Laura Miola, una mamma bis in carrozzina, condivide la sua esperienza riguardo alla mancanza di attrezzature adatte per mamme disabili nei centri ospedalieri.

Laura Miola, una mamma bis in carrozzina, condivide la sua esperienza riguardo alla mancanza di attrezzature

Negli occhi di Laura Miola c’è un’ombra di tristezza, ma anche una determinazione ferma, quasi ostinata. Come molte altre persone, Laura è costretta a vivere una vita diversa da quella che aveva immaginato per sé, ma non si arrende mai. La sua storia è fatta di ostacoli e di sfide, ma anche di amore e di speranza.

Osservando Andrea spingere la carrozzina della madre, non posso fare a meno di pensare a quanto la vita sia straordinaria nel suo continuo creare e ricreare connessioni, nell’inesauribile capacità di adattamento che si manifesta sia nella madre che inventa nuovi modi di essere presente per il figlio, sia nel bambino che trova modi originali di esplorare il mondo attorno a lui.

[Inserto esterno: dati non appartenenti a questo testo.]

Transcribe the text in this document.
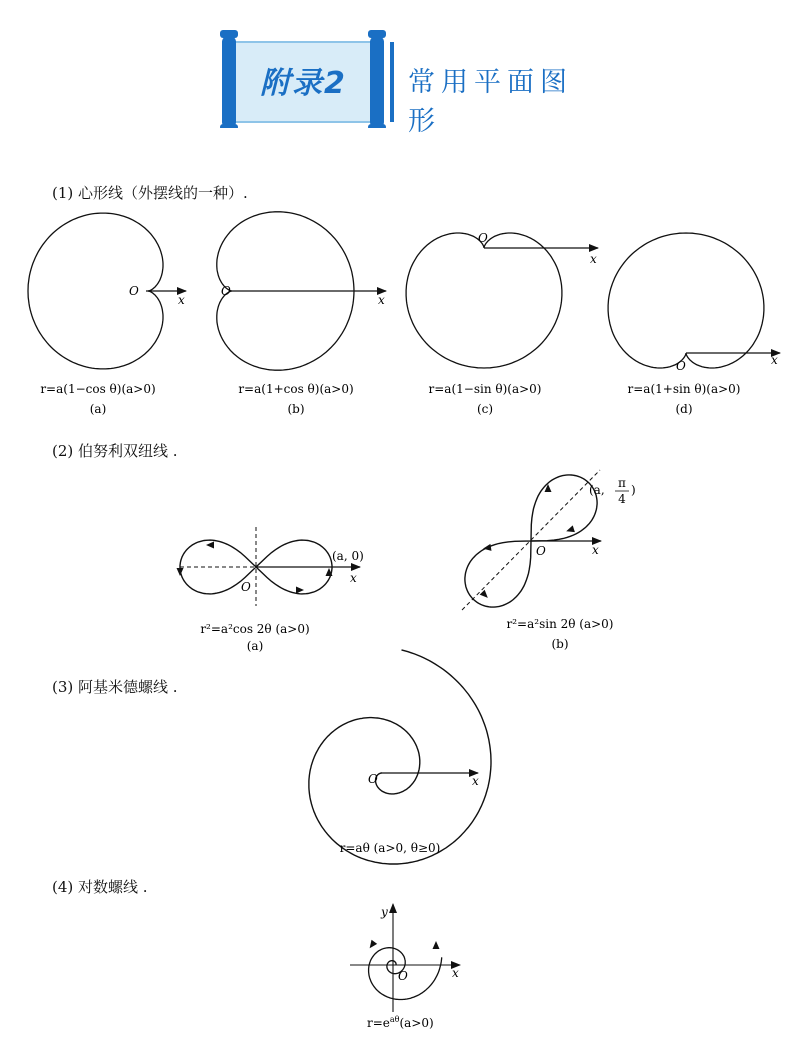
附录2 常用平面图形
(1) 心形线（外摆线的一种）.
(2) 伯努利双纽线 .
(3) 阿基米德螺线 .
(4) 对数螺线 .
O
x
r=a(1−cos θ)(a>0)
(a)
O
x
r=a(1+cos θ)(a>0)
(b)
O
x
r=a(1−sin θ)(a>0)
(c)
O	x
r=a(1+sin θ)(a>0)
(d)
O
x
(a, 0)
r²=a²cos 2θ (a>0)
(a)
O	x
(a, π
4
)
r²=a²sin 2θ (a>0)
(b)
O	x
r=aθ (a>0, θ≥0)
O	x
y
$r=e^{a\theta}(a>0)$
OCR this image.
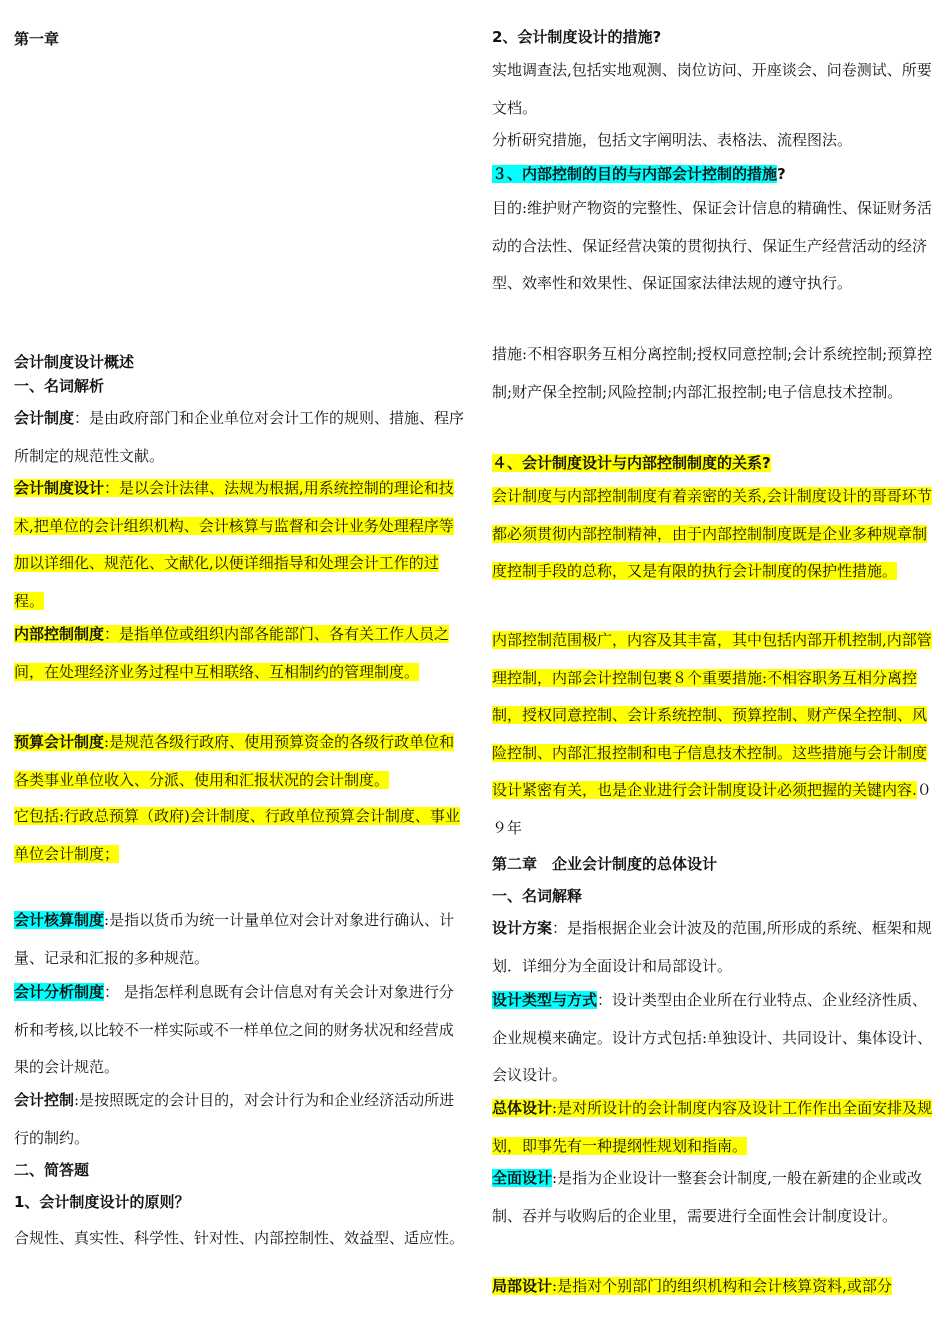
第一章

会计制度设计概述

一、名词解析

会计制度：是由政府部门和企业单位对会计工作的规则、措施、程序所制定的规范性文献。

会计制度设计：是以会计法律、法规为根据,用系统控制的理论和技术,把单位的会计组织机构、会计核算与监督和会计业务处理程序等加以详细化、规范化、文献化,以便详细指导和处理会计工作的过程。

内部控制制度：是指单位或组织内部各能部门、各有关工作人员之间，在处理经济业务过程中互相联络、互相制约的管理制度。

预算会计制度:是规范各级行政府、使用预算资金的各级行政单位和各类事业单位收入、分派、使用和汇报状况的会计制度。

它包括:行政总预算（政府)会计制度、行政单位预算会计制度、事业单位会计制度；

会计核算制度:是指以货币为统一计量单位对会计对象进行确认、计量、记录和汇报的多种规范。

会计分析制度： 是指怎样利息既有会计信息对有关会计对象进行分析和考核,以比较不一样实际或不一样单位之间的财务状况和经营成果的会计规范。

会计控制:是按照既定的会计目的，对会计行为和企业经济活动所进行的制约。

二、简答题

1、会计制度设计的原则？

合规性、真实性、科学性、针对性、内部控制性、效益型、适应性。

2、会计制度设计的措施?

实地调查法,包括实地观测、岗位访问、开座谈会、问卷测试、所要文档。

分析研究措施，包括文字阐明法、表格法、流程图法。

３、内部控制的目的与内部会计控制的措施?

目的:维护财产物资的完整性、保证会计信息的精确性、保证财务活动的合法性、保证经营决策的贯彻执行、保证生产经营活动的经济型、效率性和效果性、保证国家法律法规的遵守执行。

措施:不相容职务互相分离控制;授权同意控制;会计系统控制;预算控制;财产保全控制;风险控制;内部汇报控制;电子信息技术控制。

４、会计制度设计与内部控制制度的关系?

会计制度与内部控制制度有着亲密的关系,会计制度设计的哥哥环节都必须贯彻内部控制精神，由于内部控制制度既是企业多种规章制度控制手段的总称，又是有限的执行会计制度的保护性措施。

内部控制范围极广，内容及其丰富，其中包括内部开机控制,内部管理控制，内部会计控制包裹８个重要措施:不相容职务互相分离控制，授权同意控制、会计系统控制、预算控制、财产保全控制、风险控制、内部汇报控制和电子信息技术控制。这些措施与会计制度设计紧密有关，也是企业进行会计制度设计必须把握的关键内容.０９年

第二章　企业会计制度的总体设计

一、名词解释

设计方案：是指根据企业会计波及的范围,所形成的系统、框架和规划．详细分为全面设计和局部设计。

设计类型与方式：设计类型由企业所在行业特点、企业经济性质、企业规模来确定。设计方式包括:单独设计、共同设计、集体设计、会议设计。

总体设计:是对所设计的会计制度内容及设计工作作出全面安排及规划，即事先有一种提纲性规划和指南。

全面设计:是指为企业设计一整套会计制度,一般在新建的企业或改制、吞并与收购后的企业里，需要进行全面性会计制度设计。

局部设计:是指对个别部门的组织机构和会计核算资料,或部分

Laura si confronta con un’identità che ha dovuto rivelare solo da adulta, e mi soffermo a riflettere sulle tante identità che ognuno di noi porta dentro di sé, molte delle quali rimangono nascoste agli altri e talvolta anche a noi stessi. È un po’ come quella malattia genetica, che si è manifestata per la prima volta quando Laura aveva solo 3 anni e che per tanto tempo è rimasta senza nome, relegata nell’anonimato. Forse ognuno di noi ha un aspetto nascosto, un “difetto genetico nel Dna” che ci rende unici e irripetibili.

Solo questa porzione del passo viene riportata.